Here’s how to buy a house even if you think your income may not qualify

If you’re looking to get prequalified to buy a home, one of the main elements, a lender will use to determine your ability to afford that home is your income. Your gross monthly income from your W-2 wages or your net income from your tax returns is what the lender will use as a basis for granting you approval to borrow money.

So let’s say, for example, your income is $60,000 a year as an example in relation to house prices in the area which are desiring to purchase. Homes prices are 600k  in your area. A $600,000 purchase price will mean you’ll probably need income somewhere around $100,000 a year maybe more, but for this example let’s say you’re about $40,000 short. $40,000 a year translates to $3333 a month more in income needed. This means in order to support this you’ll need to come up with more cash maybe you borrow on your 401(k) which a lot of first-time homebuyers even move-up buyers can do with little or no penalties whatsoever.

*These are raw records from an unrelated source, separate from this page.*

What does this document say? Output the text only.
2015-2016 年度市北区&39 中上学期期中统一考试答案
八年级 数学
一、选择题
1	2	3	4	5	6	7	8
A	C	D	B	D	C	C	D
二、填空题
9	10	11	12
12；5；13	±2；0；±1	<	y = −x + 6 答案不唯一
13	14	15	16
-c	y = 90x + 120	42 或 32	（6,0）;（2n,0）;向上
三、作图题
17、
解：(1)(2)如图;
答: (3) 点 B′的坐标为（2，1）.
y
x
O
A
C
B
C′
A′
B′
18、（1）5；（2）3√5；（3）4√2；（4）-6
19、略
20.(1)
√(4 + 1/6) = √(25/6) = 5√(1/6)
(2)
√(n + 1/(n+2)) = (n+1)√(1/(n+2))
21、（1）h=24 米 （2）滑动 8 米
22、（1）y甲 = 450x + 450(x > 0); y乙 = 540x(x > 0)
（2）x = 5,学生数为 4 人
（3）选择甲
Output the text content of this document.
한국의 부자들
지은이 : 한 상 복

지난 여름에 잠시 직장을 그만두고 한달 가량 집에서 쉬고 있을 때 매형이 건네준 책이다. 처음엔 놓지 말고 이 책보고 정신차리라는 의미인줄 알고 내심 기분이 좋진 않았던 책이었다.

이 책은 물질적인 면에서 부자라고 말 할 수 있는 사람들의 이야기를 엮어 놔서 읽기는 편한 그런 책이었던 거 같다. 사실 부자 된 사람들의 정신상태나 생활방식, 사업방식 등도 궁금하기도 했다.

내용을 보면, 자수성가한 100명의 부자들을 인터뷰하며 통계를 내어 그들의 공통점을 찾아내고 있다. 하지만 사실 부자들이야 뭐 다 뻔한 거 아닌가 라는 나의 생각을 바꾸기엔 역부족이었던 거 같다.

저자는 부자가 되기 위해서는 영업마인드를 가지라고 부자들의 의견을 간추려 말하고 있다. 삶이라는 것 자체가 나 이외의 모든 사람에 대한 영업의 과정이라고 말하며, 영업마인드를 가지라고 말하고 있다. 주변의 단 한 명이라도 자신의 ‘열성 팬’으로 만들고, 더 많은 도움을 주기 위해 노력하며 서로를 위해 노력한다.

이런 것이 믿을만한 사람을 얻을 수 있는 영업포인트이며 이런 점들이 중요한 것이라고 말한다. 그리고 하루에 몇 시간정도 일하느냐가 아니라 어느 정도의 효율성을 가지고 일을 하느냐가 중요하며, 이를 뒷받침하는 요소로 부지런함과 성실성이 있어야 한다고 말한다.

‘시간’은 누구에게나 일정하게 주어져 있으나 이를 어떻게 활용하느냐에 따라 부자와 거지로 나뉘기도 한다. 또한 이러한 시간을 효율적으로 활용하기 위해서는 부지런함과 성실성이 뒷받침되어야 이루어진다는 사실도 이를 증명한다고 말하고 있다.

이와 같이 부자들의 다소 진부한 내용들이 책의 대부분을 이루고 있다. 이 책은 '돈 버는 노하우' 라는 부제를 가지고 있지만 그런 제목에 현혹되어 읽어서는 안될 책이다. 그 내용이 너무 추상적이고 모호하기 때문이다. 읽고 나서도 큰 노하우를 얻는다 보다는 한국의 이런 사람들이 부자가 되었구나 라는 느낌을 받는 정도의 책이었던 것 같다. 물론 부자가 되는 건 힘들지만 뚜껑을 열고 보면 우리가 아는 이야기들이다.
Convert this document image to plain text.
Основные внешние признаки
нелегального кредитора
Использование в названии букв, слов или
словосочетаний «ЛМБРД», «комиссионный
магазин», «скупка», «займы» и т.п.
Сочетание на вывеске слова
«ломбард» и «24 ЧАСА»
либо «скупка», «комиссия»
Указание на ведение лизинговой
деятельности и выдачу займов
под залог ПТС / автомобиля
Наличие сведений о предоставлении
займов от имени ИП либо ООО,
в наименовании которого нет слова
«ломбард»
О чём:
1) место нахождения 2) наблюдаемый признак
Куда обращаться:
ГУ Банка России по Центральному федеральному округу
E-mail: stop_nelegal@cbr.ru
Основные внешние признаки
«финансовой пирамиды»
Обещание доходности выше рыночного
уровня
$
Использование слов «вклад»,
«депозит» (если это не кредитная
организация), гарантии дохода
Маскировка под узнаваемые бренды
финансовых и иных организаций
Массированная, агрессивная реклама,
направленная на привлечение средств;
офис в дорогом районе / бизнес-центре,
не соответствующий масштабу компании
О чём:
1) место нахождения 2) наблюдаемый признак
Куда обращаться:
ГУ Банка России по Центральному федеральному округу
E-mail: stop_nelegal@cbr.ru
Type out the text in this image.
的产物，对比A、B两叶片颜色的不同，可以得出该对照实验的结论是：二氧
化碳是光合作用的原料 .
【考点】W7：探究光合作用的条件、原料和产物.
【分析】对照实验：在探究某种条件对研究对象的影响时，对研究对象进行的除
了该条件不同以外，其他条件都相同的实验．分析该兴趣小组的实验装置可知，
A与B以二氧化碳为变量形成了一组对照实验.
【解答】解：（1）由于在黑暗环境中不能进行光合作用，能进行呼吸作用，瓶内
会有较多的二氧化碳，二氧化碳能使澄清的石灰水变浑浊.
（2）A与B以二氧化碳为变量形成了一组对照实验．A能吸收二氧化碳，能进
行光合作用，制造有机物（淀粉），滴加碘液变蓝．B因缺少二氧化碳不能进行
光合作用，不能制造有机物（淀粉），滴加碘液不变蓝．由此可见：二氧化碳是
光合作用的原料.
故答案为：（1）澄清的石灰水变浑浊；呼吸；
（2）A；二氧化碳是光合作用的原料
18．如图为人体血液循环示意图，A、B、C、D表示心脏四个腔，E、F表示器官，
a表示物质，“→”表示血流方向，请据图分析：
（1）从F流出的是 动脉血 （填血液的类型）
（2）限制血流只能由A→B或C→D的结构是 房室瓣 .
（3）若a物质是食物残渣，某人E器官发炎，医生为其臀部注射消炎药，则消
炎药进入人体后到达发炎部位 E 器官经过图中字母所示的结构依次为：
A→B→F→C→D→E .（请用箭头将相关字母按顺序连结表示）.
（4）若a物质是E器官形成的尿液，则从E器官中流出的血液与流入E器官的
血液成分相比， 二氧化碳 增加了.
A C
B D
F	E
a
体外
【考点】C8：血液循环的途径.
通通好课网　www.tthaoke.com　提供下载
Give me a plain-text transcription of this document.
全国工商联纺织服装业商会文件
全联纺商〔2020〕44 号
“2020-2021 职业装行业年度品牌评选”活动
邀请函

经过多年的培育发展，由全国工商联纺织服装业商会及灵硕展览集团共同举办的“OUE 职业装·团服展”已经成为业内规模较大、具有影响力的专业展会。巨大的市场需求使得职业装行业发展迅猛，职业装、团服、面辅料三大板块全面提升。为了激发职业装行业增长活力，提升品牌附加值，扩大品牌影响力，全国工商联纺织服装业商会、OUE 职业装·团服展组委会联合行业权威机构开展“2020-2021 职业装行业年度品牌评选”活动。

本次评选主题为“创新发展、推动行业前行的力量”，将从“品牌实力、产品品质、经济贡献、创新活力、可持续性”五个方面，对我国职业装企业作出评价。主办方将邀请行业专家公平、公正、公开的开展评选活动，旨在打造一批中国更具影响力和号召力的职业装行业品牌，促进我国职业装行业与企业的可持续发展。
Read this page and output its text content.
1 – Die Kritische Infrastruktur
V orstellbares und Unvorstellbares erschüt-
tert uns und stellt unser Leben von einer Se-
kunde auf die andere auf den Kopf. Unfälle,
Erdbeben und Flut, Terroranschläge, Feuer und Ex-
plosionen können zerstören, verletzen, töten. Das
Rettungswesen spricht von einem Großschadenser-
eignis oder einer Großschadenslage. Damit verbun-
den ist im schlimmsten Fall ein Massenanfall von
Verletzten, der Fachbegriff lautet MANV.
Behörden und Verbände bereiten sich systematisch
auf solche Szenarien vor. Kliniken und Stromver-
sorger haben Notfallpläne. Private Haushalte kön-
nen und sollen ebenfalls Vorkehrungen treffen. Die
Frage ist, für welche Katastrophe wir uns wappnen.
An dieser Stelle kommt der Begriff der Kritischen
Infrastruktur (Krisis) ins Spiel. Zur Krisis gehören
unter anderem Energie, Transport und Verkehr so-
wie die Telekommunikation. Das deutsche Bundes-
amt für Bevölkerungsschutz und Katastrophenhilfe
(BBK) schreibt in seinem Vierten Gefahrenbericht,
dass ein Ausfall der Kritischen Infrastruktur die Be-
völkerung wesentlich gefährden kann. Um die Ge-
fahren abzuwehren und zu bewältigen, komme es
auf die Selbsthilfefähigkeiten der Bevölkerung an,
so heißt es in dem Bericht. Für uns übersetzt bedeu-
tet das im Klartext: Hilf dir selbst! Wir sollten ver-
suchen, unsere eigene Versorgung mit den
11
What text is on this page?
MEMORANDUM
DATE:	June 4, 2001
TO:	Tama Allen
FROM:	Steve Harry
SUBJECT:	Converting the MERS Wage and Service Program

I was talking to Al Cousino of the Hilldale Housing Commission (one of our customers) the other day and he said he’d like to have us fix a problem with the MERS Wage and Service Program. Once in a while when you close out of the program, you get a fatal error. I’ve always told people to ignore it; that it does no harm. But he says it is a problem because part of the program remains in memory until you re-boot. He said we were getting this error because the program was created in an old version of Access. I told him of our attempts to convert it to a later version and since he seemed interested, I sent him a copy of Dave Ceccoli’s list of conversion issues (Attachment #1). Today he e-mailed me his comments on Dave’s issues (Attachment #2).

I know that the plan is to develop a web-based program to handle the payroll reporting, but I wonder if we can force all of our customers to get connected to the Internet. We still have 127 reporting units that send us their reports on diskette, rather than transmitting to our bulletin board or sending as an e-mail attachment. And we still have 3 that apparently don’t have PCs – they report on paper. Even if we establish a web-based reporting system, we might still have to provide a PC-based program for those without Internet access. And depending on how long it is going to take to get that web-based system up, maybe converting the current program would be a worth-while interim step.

In fact, often times you can borrow on your 401(k) pretax. Another possibility is gift money from family or a close person in your life. You can even sell personal property to generate cash. So let’s say you can produce the cash you need to buy a $600,000 home. $3333 per month will allow you to fill the gap needed in monthly payment by $1666 per month $1666 per month is somewhere around $300,000 of purchasing power. Put another way if you didn’t have the extra cash you’re probably looking for a purchase price somewhere around 300,000 based on this illustration. You’re generally looking for a mortgage 3 to 5 times your monthly gross income in terms of purchasing power. So if your gross monthly income says $100,000 a year it’s reasonable that you might be able to buy about a $500,000 home. That is, of course, unless you can produce the cash to do it. Cash becomes the separator if your income is lower and you’re desiring to buy a home in an area in which housing prices are higher than the income you generate on a monthly basis.

Your other option is to get a cosigner. Cosigning essentially means someone else goes on the mortgage with you. However, that doesn’t make the payment necessarily lower. It just allows you to qualify for the loan because you’re using your income along with someone else’s income, blending the income and the financials together in order to qualify for a higher purchase price. Lenders are going to look at three main elements when it comes to getting home and they look at your credit score, down payment, and monthly income, and a good lender, a quality one will give you a pragmatic plan to identify where you are now and provide you a plan for you for the future for the long haul. You don’t want the lender who says hey “You don’t qualify I can’t help you”. Run from the lender like that and find one who is willing to collaborate with you on options.